When I returned half an hour later, the platform covered its entire space with no sign of a vent stack anywhere. Lot's of innocent "who me?" glances met my arrival. The building owner was not pleased.

One roof's pretty much like another.

It's really common on a tech scout to have the gaffer point out a bunch of rooftops and fire escapes and tell me they'd like to put lights on them for a shot. We do our best and line up as many of them as possible. To do this, we're usually dealing with both a tenant (because the fire escape is right outside their window) and the building owner ('cause it's his damned building). I wish I could count the number of times we had permission to be on the roof of one building and someone decided the light would work better from the roof next door. From their point of view, it's moving the light 30' to the left and hoisting it over a 10" parapet wall. From my point of view, it's a roof owned by some guy I don't know from a hole in the wall.

The cast gets in on the act.

I was working on one movie that had lots of thuggy characters shooting guns at each other in every other scene. Yay! Fun stuff.

One morning, I popped into the Church Basement we were using for the cast to hang out in and found them all smoking pot and showing off their guns to each other.

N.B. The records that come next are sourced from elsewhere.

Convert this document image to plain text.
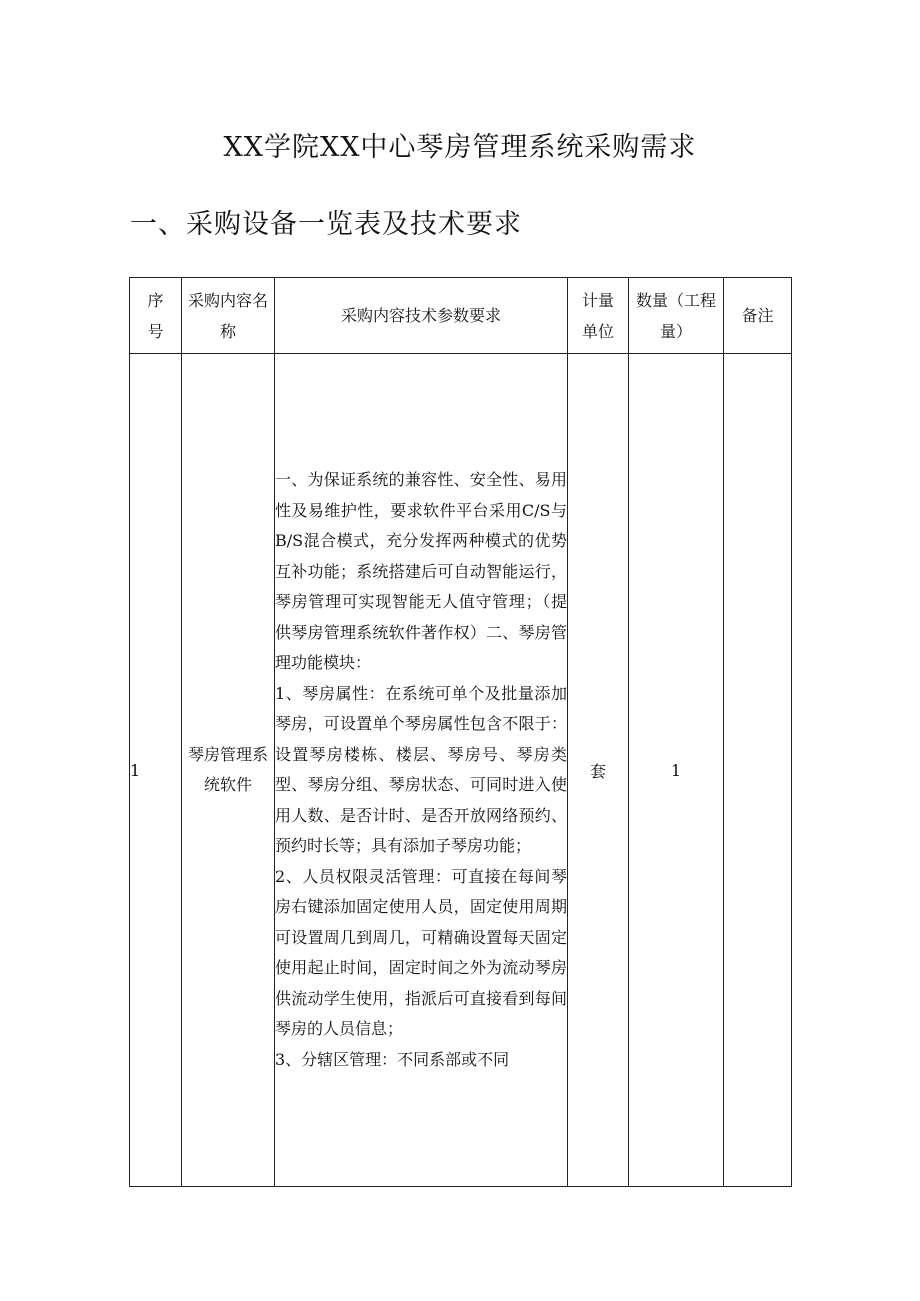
XX学院XX中心琴房管理系统采购需求
一、采购设备一览表及技术要求
序号	采购内容名称	采购内容技术参数要求	计量单位	数量（工程量）	备注
1	琴房管理系统软件	一、为保证系统的兼容性、安全性、易用性及易维护性，要求软件平台采用C/S与B/S混合模式，充分发挥两种模式的优势互补功能；系统搭建后可自动智能运行，琴房管理可实现智能无人值守管理；（提供琴房管理系统软件著作权）二、琴房管理功能模块：
1、琴房属性：在系统可单个及批量添加琴房，可设置单个琴房属性包含不限于：设置琴房楼栋、楼层、琴房号、琴房类型、琴房分组、琴房状态、可同时进入使用人数、是否计时、是否开放网络预约、预约时长等；具有添加子琴房功能；
2、人员权限灵活管理：可直接在每间琴房右键添加固定使用人员，固定使用周期可设置周几到周几，可精确设置每天固定使用起止时间，固定时间之外为流动琴房供流动学生使用，指派后可直接看到每间琴房的人员信息；
3、分辖区管理：不同系部或不同	套	1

First, I radioed the A.D. and asked him to deal with the pot smoking in the church basement. Then I radioed the Prop Master and asked if there was any reason the prop guns had been handed out before the cast was on set. He reminded me that we didn't actually have any weapons on set that day and all of them were locked up in his gun safe back at his shop.

I left that for the A.D. to deal with as well.

Actually, now that I look back on this and a bunch of other stuff I didn't bother including, I'm thinking some crew in my future is going to get the short end of the stick just on principle.

2 comments:

Michael Taylor said...

Excellent post. Personally, I love those layout board companies. We used to have to rely on production assistants to put that stuff down -- and PA's already have their hands full at the beginning of any shoot day, so half the time we'd end up helping them just so we could run our cable and lights into the building. When the production company contracts the job out, by the time we get there, the entire house/building has been securely boarded and taped.

That's the good side of layout board -- the bad side is using it on stage. Sit com sets have extremely flimsy floor veneer that the wheels of our man-lifts chew up in a matter of minutes, so we have to put layout board down before going in to light a set. Even when it's taped down, the stuff buckles under the drive/steering wheels of those heavy lifts, which triggers a safety lock that prevents the lift from ascending. At that point, either we need someone on the floor to override the safety lock or else spend five minutes backing-and-forthing in an effort to find a spot flat enough to ascend, at which point the drive wheels will take us in where we need to go. I can't count the man-hours I've wasted dealing with this crap.

I make a point of cooperating with location managers as much as possible, and they usually appreciate that. Their's is a tough job nobody else appreciates until they really do have to put a big lamp on the next house over -- the one we didn't specify on the scout. That's when the location manager really earns his/her money, and many times I've had my ass saved my ass by a location manager who was able to open a door previously off limits.

What an absurd business...

Nathan said...

Actually Michael,

I wasn't talking about the guys who get there, look at the lights and then go "Oops, guess it needs to be on the next roof." Usually they come to me and ask me to get permission.

The ones I was talking about are the ones who just move the light across the roofs without bothering to ask anyone (and yes it's happened a few times).